We’ve been making simple shapes out of DNA for years. Now, we’re making complex ones too. And we can dream these up and design them on a computer.

Some of these DNA shapes even perform simple tasks, like carrying a molecular payload (a drug, perhaps) in a clam shell which opens up when a particular protein “key” on its surface is triggered, a little like those imagined nanorobots might.

Hessel is also talking about synthetic biology. We can already write up some DNA code, send it off to a print shop (“a Kinko’s for DNA”), have it assembled in a couple weeks, and make a virus that does something we’ve anticipated in the code.

This is the kind of work Hessel is doing at the Autodesk Bio/Nano group. Making software to manipulate biology on the tiniest scales, and get it to do stuff. For now he’s focused on nanoparticles, but the area is fast moving into more complex realms.

And he’s perhaps most excited about the convergence of biology and electronics. Chipmakers are some of the most experienced engineers working on the nanoscale—but they’re fast approaching the limits of what they can do with silicon-based chips.
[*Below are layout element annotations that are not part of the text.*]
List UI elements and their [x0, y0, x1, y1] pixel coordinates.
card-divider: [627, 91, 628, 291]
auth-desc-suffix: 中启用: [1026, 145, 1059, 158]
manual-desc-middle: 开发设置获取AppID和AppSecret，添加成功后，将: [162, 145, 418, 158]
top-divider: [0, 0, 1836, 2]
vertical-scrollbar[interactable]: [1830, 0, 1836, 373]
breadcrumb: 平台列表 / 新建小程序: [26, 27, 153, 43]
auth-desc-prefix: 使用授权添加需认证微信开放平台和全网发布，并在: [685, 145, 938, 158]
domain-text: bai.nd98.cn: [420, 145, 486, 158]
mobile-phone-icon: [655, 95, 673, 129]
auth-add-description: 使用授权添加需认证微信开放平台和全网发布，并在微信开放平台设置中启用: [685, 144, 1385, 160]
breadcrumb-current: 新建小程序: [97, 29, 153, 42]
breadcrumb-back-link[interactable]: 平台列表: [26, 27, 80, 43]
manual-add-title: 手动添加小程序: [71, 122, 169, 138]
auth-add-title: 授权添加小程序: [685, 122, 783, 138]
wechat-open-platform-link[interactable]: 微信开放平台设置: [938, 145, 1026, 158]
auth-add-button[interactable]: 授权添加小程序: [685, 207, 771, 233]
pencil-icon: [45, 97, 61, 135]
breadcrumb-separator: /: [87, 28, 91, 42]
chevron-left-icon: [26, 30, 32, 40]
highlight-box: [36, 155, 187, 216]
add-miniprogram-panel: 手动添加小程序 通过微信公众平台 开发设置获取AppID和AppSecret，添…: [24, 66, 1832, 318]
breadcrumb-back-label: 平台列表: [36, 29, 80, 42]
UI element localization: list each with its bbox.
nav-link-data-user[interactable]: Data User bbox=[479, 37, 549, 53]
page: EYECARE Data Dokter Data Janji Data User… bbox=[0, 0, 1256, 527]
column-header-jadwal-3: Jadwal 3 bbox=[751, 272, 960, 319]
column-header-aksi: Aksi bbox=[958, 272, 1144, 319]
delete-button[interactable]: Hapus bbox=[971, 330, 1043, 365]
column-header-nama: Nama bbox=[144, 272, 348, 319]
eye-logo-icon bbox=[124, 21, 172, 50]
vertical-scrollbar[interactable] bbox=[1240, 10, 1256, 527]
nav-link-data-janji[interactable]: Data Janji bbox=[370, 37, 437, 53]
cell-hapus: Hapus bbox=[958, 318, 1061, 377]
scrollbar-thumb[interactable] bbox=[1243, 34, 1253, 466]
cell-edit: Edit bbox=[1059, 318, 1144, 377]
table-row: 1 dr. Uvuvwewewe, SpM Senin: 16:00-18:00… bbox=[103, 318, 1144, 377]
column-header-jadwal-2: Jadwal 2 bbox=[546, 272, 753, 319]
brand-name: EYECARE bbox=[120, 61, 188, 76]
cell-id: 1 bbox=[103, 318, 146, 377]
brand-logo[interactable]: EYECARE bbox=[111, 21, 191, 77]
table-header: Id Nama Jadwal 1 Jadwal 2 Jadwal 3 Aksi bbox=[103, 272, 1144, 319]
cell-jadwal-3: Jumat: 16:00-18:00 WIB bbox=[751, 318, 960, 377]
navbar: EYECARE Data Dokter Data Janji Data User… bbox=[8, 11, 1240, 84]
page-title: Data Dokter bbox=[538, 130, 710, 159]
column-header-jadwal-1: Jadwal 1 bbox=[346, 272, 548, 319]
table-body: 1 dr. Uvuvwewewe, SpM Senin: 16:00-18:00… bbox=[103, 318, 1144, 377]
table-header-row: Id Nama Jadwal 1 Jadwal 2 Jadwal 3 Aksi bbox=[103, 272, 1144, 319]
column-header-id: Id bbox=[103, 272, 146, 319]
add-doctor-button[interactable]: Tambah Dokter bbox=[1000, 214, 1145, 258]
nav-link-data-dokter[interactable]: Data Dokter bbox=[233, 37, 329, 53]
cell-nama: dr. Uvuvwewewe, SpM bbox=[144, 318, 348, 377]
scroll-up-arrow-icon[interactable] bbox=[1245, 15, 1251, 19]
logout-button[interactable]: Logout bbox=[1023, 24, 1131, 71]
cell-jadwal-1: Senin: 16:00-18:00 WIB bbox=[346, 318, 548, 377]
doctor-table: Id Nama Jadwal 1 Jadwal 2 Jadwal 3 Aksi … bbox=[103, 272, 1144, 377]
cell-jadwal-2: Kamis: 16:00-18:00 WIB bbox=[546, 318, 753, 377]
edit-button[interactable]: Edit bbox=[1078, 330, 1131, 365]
“Below five nanometers, only life knows how to position molecules with enough accuracy to build bottom up,” Hessel said. We’ve begun combining biology and electronics in DNA nanopore sequencers and microfluidic chips. But this is just the beginning.

In the future, Hessel imagines other fruitful combinations, driven by chipmakers with an eye for biology: “They’ll make sensors; or they’ll turn it around, and they’ll start making electronically controlled polymerases to write DNA cheaper than you could ever imagine; or use DNA as a storage medium—on and on and on.”

While synthetic biology or DNA origami isn’t what we mean when we talk about nanotechnology—they might provide some critical clues to get us closer. Life, as it turns out, has been working on the nanoscale for eons. We should take notes.